Pour le gouvernement, le comportement des techniciens de la santé, qui ont boycotté les services dans les hôpitaux et les centres médicaux du pays, « est un acte criminel ».

« Le gouvernement prendra les mesures appropriées dans le cadre de la loi applicable, car la vie de chaque citoyen guinéen est sacrée et précieuse pour ce pays », a déclaré Fernando Vaz, ministre du tourisme.

Fernando Vaz, qui s’exprimait lors d’une conférence de presse aux côtés des ministres de la Santé publique, Dionísio Cumbá, et de la Fonction publique, Tumane Baldé, a affirmé que « le soi-disant boycott » des techniciens de la santé « a des motivations politiques inavouées. »

« Ce soi-disant boycott contre la vie des citoyens guinéens, au nom d’intérêts purement inavoués, prouve que la Guinée-Bissau ne verra le changement et que le peuple ne vivra dans une Guinée-Bissau meilleure que lorsque le cancer social qui s’est métastasé dans tous les corps publics depuis 40 ans, dans les tribunaux, dans les syndicats, dans l’administration, dans les mentalités, sera éradiqué de ses racines », a déclaré le porte-parole du gouvernement.
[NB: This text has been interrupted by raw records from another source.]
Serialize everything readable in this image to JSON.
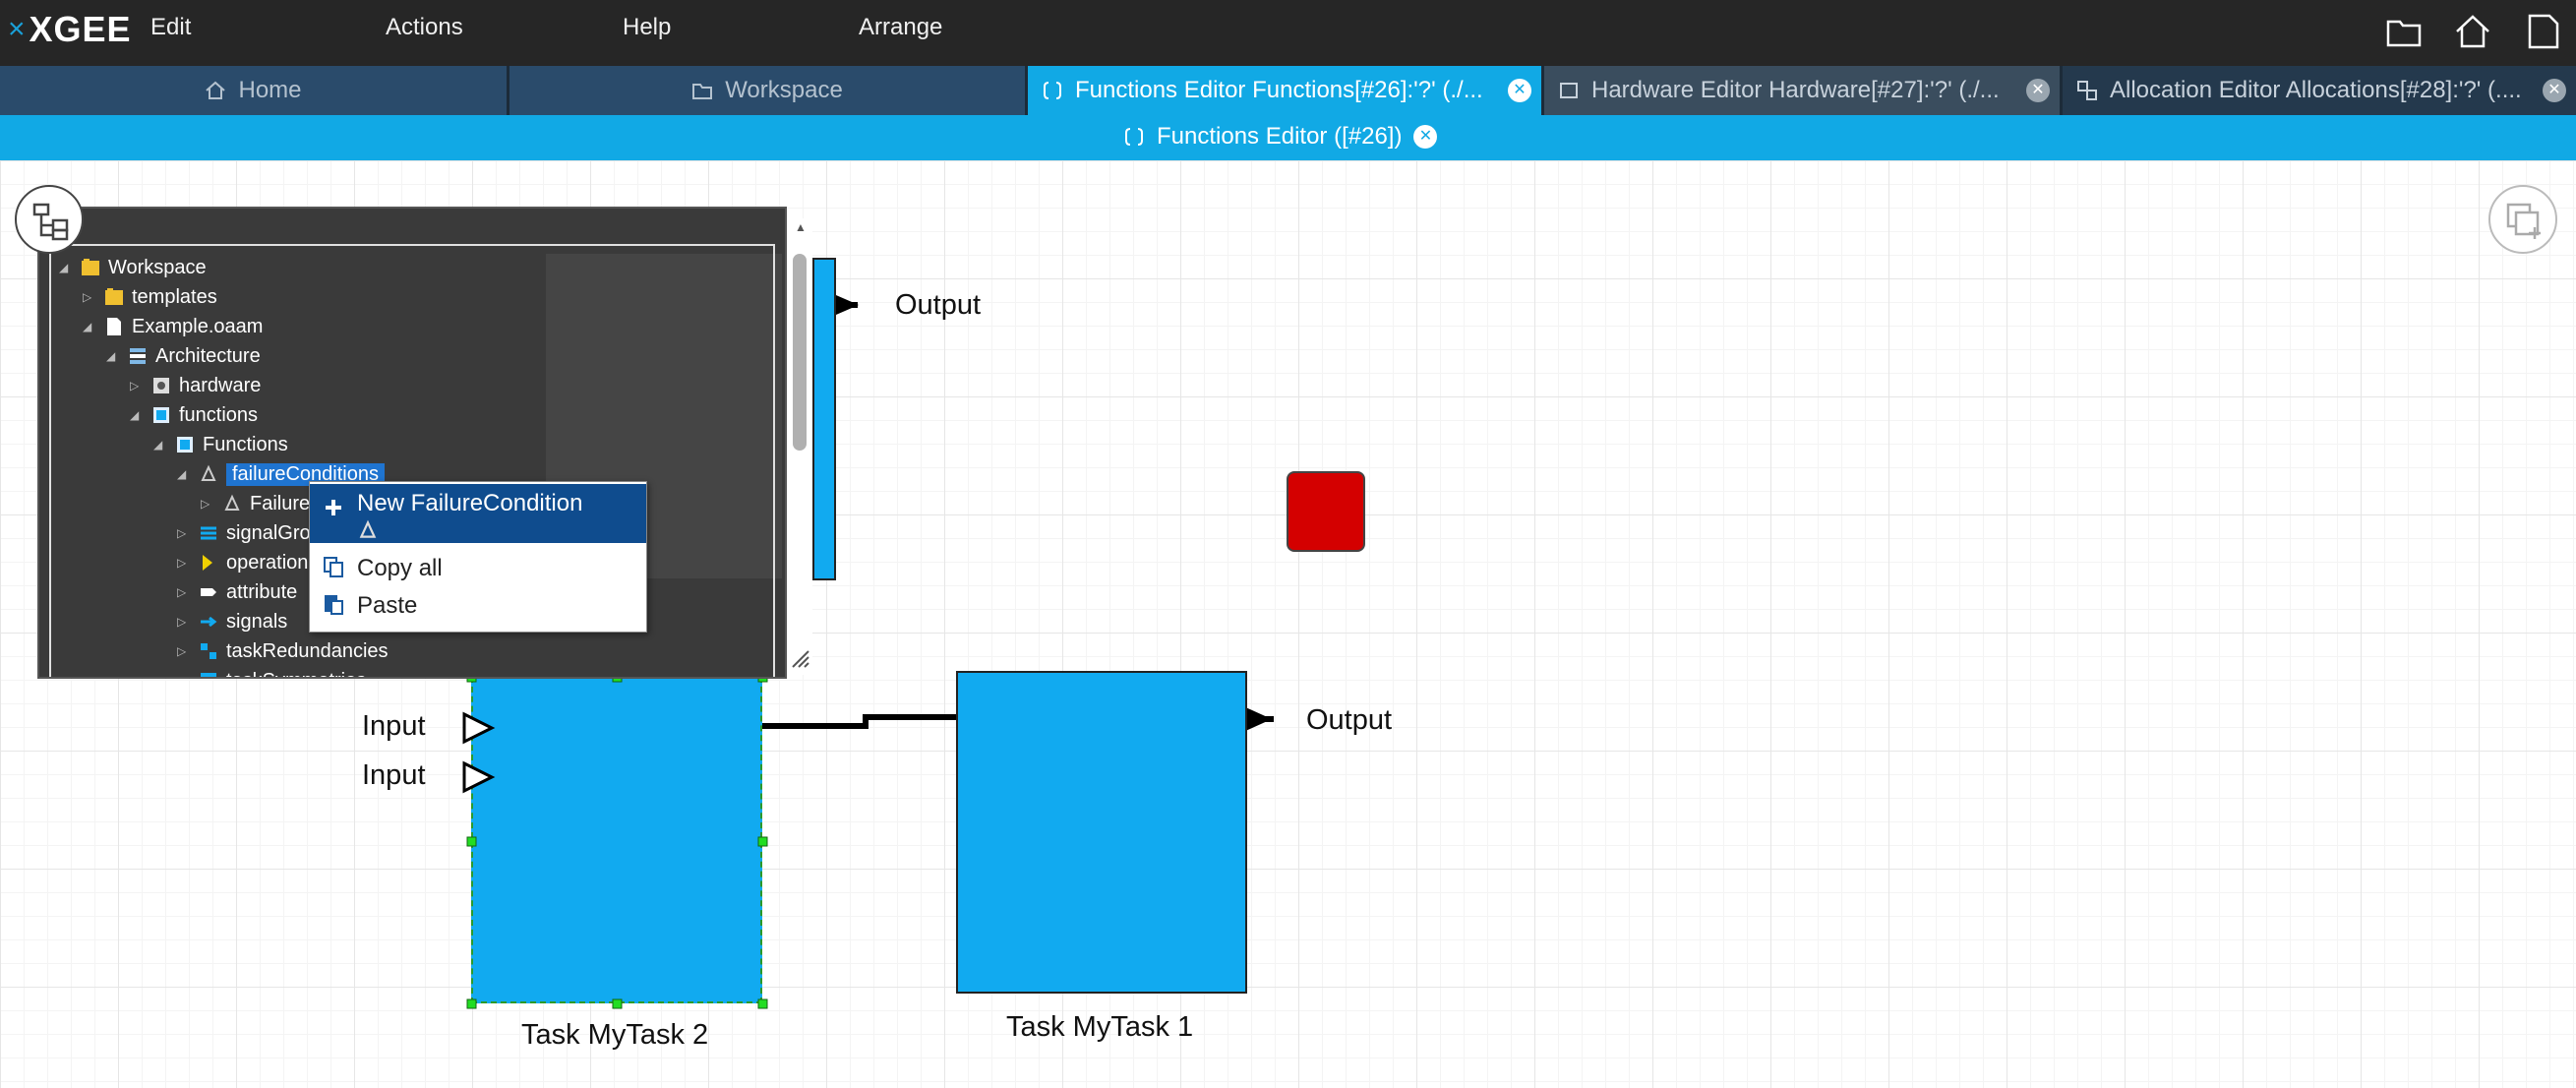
{
  "app": {
    "logo": "XGEE"
  },
  "menu": {
    "edit": "Edit",
    "actions": "Actions",
    "help": "Help",
    "arrange": "Arrange"
  },
  "tabs": [
    {
      "label": "Home",
      "icon": "home-icon",
      "active": false
    },
    {
      "label": "Workspace",
      "icon": "folder-icon",
      "active": false
    },
    {
      "label": "Functions Editor Functions[#26]:'?' (./...",
      "icon": "functions-editor-icon",
      "active": true
    },
    {
      "label": "Hardware Editor Hardware[#27]:'?' (./...",
      "icon": "hardware-editor-icon",
      "active": false
    },
    {
      "label": "Allocation Editor Allocations[#28]:'?' (....",
      "icon": "allocation-editor-icon",
      "active": false
    }
  ],
  "subheader": {
    "title": "Functions Editor ([#26])"
  },
  "tree": {
    "nodes": [
      {
        "label": "Workspace",
        "icon": "workspace-folder-icon"
      },
      {
        "label": "templates",
        "icon": "folder-icon"
      },
      {
        "label": "Example.oaam",
        "icon": "file-icon"
      },
      {
        "label": "Architecture",
        "icon": "architecture-icon"
      },
      {
        "label": "hardware",
        "icon": "hardware-icon"
      },
      {
        "label": "functions",
        "icon": "functions-icon"
      },
      {
        "label": "Functions",
        "icon": "functions-icon"
      },
      {
        "label": "failureConditions",
        "icon": "failure-conditions-icon"
      },
      {
        "label": "Failure",
        "icon": "failure-condition-icon"
      },
      {
        "label": "signalGro",
        "icon": "signal-groups-icon"
      },
      {
        "label": "operation",
        "icon": "operations-icon"
      },
      {
        "label": "attribute",
        "icon": "attributes-icon"
      },
      {
        "label": "signals",
        "icon": "signals-icon"
      },
      {
        "label": "taskRedundancies",
        "icon": "task-redundancies-icon"
      },
      {
        "label": "taskSymmetries",
        "icon": "task-symmetries-icon"
      }
    ]
  },
  "context_menu": {
    "items": [
      {
        "label": "New FailureCondition",
        "icon": "plus-icon"
      },
      {
        "label": "Copy all",
        "icon": "copy-icon"
      },
      {
        "label": "Paste",
        "icon": "paste-icon"
      }
    ]
  },
  "diagram": {
    "task1": {
      "label": "Task MyTask 1",
      "output": "Output"
    },
    "task2": {
      "label": "Task MyTask 2",
      "input1": "Input",
      "input2": "Input"
    },
    "top_output": "Output",
    "colors": {
      "task_fill": "#11aaf0",
      "failure_block": "#d40000",
      "accent": "#11a9e5"
    }
  }
}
M. Vaz a ajouté que les syndicats du pays avaient l’intention de « semer le chaos social afin de tirer des dividendes politiques » des arrêts de travail dans les secteurs de la santé et de l’éducation, où les enseignants sont également en grève depuis plus de huit mois.

Les techniciens de la santé réclament, entre autres, le paiement des salaires et des indemnités en souffrance, l’encadrement effectif du statut dit du personnel de santé et l’amélioration des conditions de travail dans les centres de soins covid-19.

Afin de s’occuper des patients qui sont sans assistance dans les hôpitaux et les centres de santé depuis lundi, étant donné qu’il n’y a pas de service minimum, le gouvernement a envoyé aujourd’hui des médecins militaires au principal hôpital du pays, Simão Mendes, à Bissau.